Macadamia nuts top the list at 718 calories per 100 grams, making them the most calorie-dense nut you can eat. Pecans come in second at 691 calories, followed by dried coconut (660), Brazil nuts (659), and walnuts (654). Those differences might seem small on paper, but they add up quickly depending on how much you snack.
The Highest-Calorie Nuts Ranked
Per 100 grams (about 3.5 ounces), here’s how the top five stack up:
- Macadamia nuts: 718 calories
- Pecans: 691 calories
- Dried coconut: 660 calories
- Brazil nuts: 659 calories
- Walnuts: 654 calories
For context, the lowest-calorie common nuts are cashews at 157 calories per ounce and pistachios at 159 calories per ounce. That’s roughly 25% fewer calories than the same amount of macadamias.
Why Some Nuts Pack More Calories
Fat is the main driver. One gram of fat delivers 9 calories, compared to 4 calories per gram for protein or carbohydrates. The fattiest nuts are inevitably the most caloric. A single ounce of raw macadamias (about 10 to 12 kernels) contains 204 calories and 21.5 grams of fat. Nearly 78% of that fat is monounsaturated, the same type found in olive oil. Pecans are similarly fatty, with 20.4 grams of fat and 196 calories in 19 halves.
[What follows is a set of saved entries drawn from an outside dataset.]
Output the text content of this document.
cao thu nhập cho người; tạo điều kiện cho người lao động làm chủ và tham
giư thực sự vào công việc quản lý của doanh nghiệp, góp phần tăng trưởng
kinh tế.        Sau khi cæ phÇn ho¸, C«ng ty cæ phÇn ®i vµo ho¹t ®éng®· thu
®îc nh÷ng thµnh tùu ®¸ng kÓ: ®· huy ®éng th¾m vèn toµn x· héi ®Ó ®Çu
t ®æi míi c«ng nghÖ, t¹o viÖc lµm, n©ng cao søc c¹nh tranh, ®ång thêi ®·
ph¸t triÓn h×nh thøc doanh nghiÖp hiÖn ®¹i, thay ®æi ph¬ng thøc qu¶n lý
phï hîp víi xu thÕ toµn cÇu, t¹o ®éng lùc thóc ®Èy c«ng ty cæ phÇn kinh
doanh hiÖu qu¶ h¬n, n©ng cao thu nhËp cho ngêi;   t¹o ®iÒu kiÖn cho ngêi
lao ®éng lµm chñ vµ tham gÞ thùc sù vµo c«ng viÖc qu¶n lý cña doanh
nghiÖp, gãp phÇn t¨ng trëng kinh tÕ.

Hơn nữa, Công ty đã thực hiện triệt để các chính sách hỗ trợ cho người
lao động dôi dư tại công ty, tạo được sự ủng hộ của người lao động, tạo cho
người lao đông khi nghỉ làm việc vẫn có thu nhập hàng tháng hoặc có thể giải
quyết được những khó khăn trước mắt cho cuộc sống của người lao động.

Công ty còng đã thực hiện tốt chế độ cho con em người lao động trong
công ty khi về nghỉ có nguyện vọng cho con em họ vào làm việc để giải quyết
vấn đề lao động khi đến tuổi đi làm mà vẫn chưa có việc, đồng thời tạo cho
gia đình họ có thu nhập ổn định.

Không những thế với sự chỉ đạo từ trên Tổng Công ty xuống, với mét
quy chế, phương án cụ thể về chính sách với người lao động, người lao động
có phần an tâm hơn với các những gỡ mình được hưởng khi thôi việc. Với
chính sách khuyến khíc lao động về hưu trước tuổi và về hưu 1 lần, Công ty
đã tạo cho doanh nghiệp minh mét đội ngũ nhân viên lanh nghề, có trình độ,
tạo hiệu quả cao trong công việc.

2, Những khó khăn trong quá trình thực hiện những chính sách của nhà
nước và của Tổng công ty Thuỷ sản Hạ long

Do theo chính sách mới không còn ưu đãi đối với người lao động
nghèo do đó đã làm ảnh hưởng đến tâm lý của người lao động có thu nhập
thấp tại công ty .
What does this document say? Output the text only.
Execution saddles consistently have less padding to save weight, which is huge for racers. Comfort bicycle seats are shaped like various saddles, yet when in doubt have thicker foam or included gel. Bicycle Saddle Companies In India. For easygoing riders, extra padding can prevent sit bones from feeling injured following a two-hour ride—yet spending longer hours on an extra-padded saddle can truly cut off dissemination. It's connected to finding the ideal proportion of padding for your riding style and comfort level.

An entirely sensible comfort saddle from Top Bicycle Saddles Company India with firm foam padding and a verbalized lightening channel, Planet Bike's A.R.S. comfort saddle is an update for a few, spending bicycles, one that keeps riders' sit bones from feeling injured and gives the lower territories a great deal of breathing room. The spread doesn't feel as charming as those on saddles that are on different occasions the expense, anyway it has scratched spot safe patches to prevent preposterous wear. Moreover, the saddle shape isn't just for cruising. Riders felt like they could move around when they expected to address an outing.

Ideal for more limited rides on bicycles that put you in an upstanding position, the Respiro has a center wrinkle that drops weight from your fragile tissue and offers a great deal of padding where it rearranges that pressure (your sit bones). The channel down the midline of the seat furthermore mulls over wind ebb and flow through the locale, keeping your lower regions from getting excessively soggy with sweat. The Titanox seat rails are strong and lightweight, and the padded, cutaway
Walnuts and pine nuts land in a similar calorie range at 185 and 190 calories per ounce, respectively, but their fat profiles differ. Walnuts are unusually rich in alpha-linolenic acid (an omega-3 fat), while pine nuts contain a unique fatty acid called pinolenic acid. The total calorie count stays high for both because the overall fat content is high.
What a Real Serving Looks Like
Most nutrition labels define a serving as one ounce (28 grams), but what that looks like in your hand varies dramatically. One ounce of almonds is about 23 whole kernels. One ounce of macadamias is just 10 to 12 nuts. One ounce of pecans is 19 halves. The physically smaller or denser the nut, the easier it is to blow past a single serving without noticing.
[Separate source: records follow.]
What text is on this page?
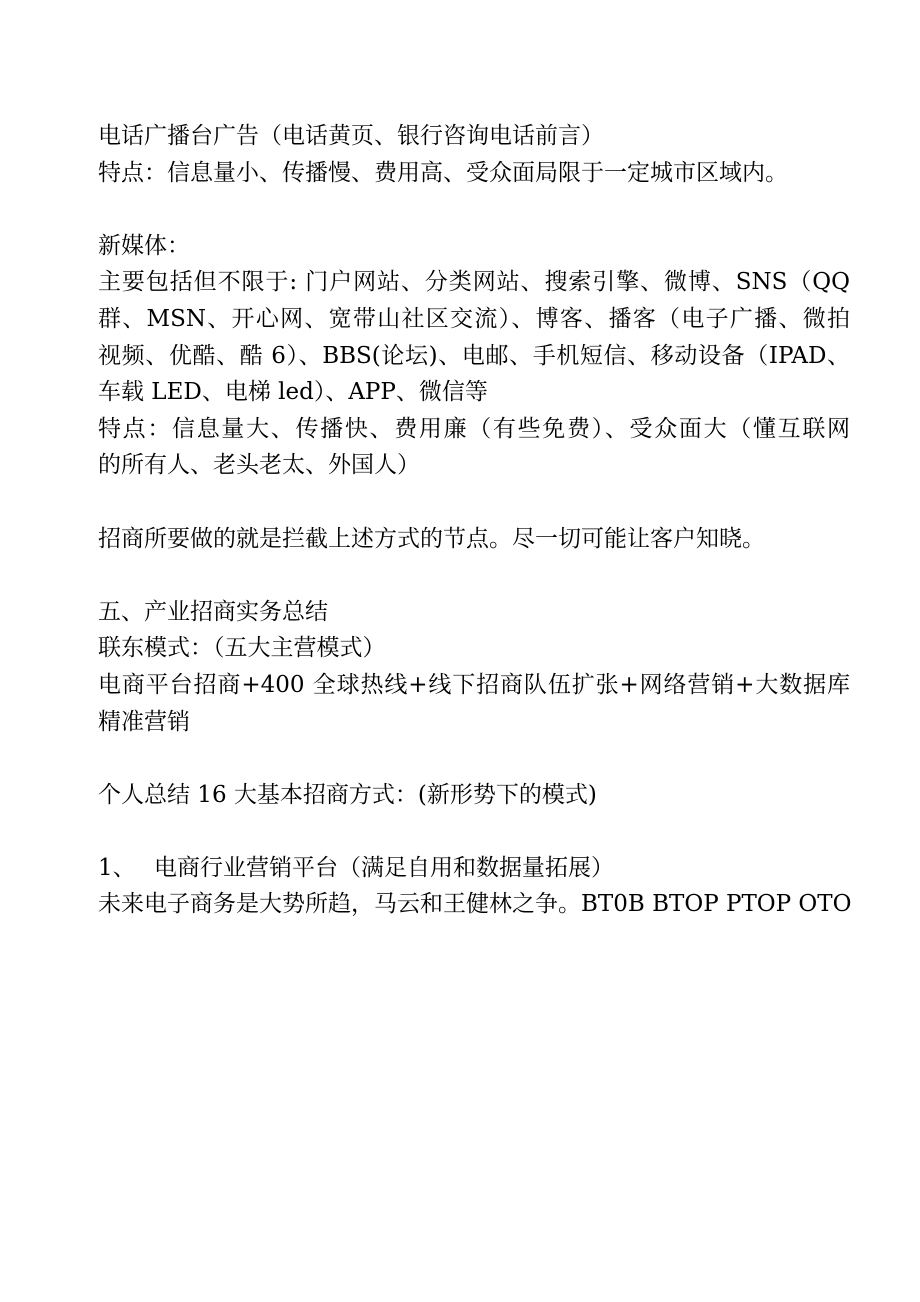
电话广播台广告（电话黄页、银行咨询电话前言）
特点：信息量小、传播慢、费用高、受众面局限于一定城市区域内。
新媒体：
主要包括但不限于: 门户网站、分类网站、搜索引擎、微博、SNS（QQ
群、MSN、开心网、宽带山社区交流）、博客、播客（电子广播、微拍
视频、优酷、酷 6）、BBS(论坛)、电邮、手机短信、移动设备（IPAD、
车载 LED、电梯 led）、APP、微信等
特点：信息量大、传播快、费用廉（有些免费）、受众面大（懂互联网
的所有人、老头老太、外国人）
招商所要做的就是拦截上述方式的节点。尽一切可能让客户知晓。
五、产业招商实务总结
联东模式：（五大主营模式）
电商平台招商+400 全球热线+线下招商队伍扩张+网络营销+大数据库
精准营销
个人总结 16 大基本招商方式：(新形势下的模式)
1、 电商行业营销平台（满足自用和数据量拓展）
未来电子商务是大势所趋，马云和王健林之争。BT0B BTOP PTOP OTO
This matters most for macadamias and pecans. Because they’re rich, buttery, and easy to eat quickly, a casual handful can easily be two or three ounces, putting you in the 400 to 600 calorie range before you’ve registered it as a meal.
Raw vs. Roasted: Does It Change the Count?
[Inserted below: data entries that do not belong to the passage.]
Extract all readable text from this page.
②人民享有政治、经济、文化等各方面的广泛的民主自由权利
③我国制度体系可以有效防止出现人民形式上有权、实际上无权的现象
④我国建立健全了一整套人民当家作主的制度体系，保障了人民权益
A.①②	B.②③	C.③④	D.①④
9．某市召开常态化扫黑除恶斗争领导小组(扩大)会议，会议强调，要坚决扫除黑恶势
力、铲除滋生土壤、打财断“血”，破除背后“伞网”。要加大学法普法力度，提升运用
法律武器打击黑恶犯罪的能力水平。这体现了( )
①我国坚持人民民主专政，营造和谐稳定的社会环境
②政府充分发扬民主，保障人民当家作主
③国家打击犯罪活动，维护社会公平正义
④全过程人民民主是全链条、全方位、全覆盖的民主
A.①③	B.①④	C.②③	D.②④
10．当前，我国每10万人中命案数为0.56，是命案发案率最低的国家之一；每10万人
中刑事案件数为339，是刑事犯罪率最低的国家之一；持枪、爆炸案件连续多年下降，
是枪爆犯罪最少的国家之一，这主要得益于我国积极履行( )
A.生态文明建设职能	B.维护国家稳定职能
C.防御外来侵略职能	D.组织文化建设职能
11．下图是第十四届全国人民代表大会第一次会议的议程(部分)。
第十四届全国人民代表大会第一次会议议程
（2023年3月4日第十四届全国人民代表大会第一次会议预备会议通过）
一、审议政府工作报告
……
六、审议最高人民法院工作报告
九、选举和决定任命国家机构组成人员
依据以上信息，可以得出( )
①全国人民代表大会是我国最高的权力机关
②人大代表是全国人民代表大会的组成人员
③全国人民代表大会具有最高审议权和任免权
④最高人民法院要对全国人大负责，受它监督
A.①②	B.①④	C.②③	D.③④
Dry-roasted nuts (roasted without added oil) have roughly the same calorie content as raw nuts. The roasting process removes some moisture, which can slightly concentrate calories per gram, but the difference is minimal.
Oil-roasted nuts are a different story. When nuts are roasted in oil, their fat content can climb significantly. One study examining commercial nut products found that fat percentages in some oil-roasted samples jumped dramatically compared to the raw versions. Honey-roasted or flavored varieties add sugar on top of the added oil, pushing the calorie count even higher. If you’re tracking calories, raw or dry-roasted is the more predictable choice.
High Calories, but Not Necessarily Weight Gain
The calorie density of nuts can be misleading when it comes to their real-world effect on your body. A large study published in BMJ Nutrition, Prevention & Health found that increasing nut consumption was associated with less long-term weight gain, not more, despite the high calorie counts.
Several things explain this. Nuts require a lot of chewing, which slows you down and gives your brain more time to register fullness. Their high fiber content delays stomach emptying and suppresses hunger. Some of the fat in nuts passes through the digestive tract unabsorbed because the fiber binds to fatty acids in the gut, meaning you don’t actually absorb every calorie listed on the label. There’s also evidence that the unsaturated fats in nuts boost your resting metabolic rate slightly, burning a few extra calories at rest.
None of this means nut calories don’t count. It means that swapping a 200-calorie bag of chips for 200 calories of almonds or walnuts tends to produce better outcomes for satiety and weight over time, even though the calorie numbers look identical.
Choosing Nuts Based on Your Goals
If you’re trying to gain weight or need calorie-dense fuel (endurance athletes, people recovering from illness, or anyone struggling to eat enough), macadamias, pecans, and walnuts are your best options. A small volume delivers a lot of energy, and the fats are predominantly heart-healthy unsaturated types.
If you’re trying to limit calories, pistachios and cashews give you more volume per calorie. Pistachios have an added advantage: buying them in the shell forces you to slow down and eat less per sitting. At 159 calories per ounce, they deliver about 49 kernels, nearly five times the number of macadamias you’d get for fewer calories.